UniMorph data comes from:

  • Wiktionary extractions
  • Linguistic databases
  • Academic contributions
  • Community submissions

Use Cases

Natural Language Processing

  • Training morphological inflection models
  • Data augmentation for NLU systems
  • Lemmatization and stemming lookup tables

Language Learning

  • Conjugation practice applications
  • Flashcard generation
  • Grammar reference tools

Linguistic Research

  • Cross-linguistic typology studies
  • Morphological complexity analysis
  • Paradigm structure research

Lexicography

  • Dictionary development
  • Inflection table generation
  • Coverage verification

The UniMorph Schema

UniMorph uses a standardized feature schema across all languages, making cross-linguistic comparison possible. Features are organized into dimensions:

  • Part of Speech (V, N, ADJ, ...)
  • Person (1, 2, 3)
  • Number (SG, PL, DU)
  • Tense (PST, PRS, FUT)
  • And many more...

See the official UniMorph schema documentation for the complete specification, or our Feature Schema page for a quick reference.

Contributing to UniMorph

UniMorph is open source.

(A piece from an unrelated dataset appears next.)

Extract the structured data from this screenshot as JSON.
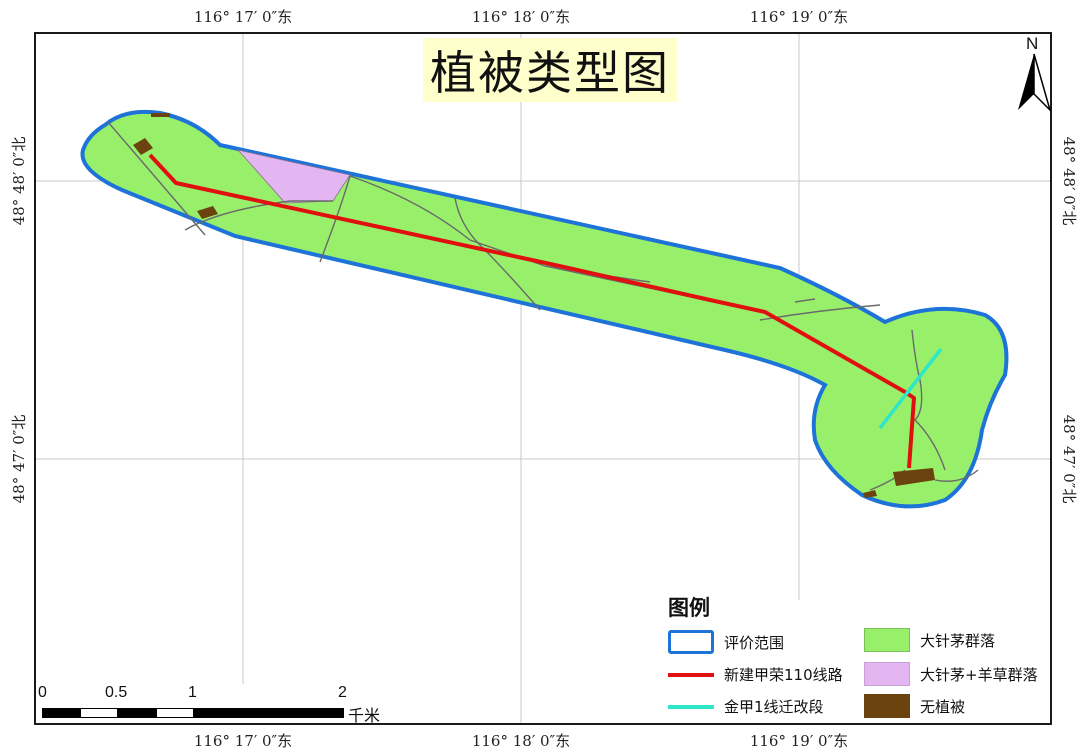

Each language has its own GitHub repository:

Contributions welcome:

  • Report data errors
  • Add missing forms
  • Contribute new languages

Citation

If you use UniMorph in research, please cite:

@inproceedings{mccarthy-etal-2020-unimorph,
    title = "{U}ni{M}orph 3.0: Universal Morphology",
    author = "McCarthy, Arya D. and others",
    booktitle = "LREC",
    year = "2020",
}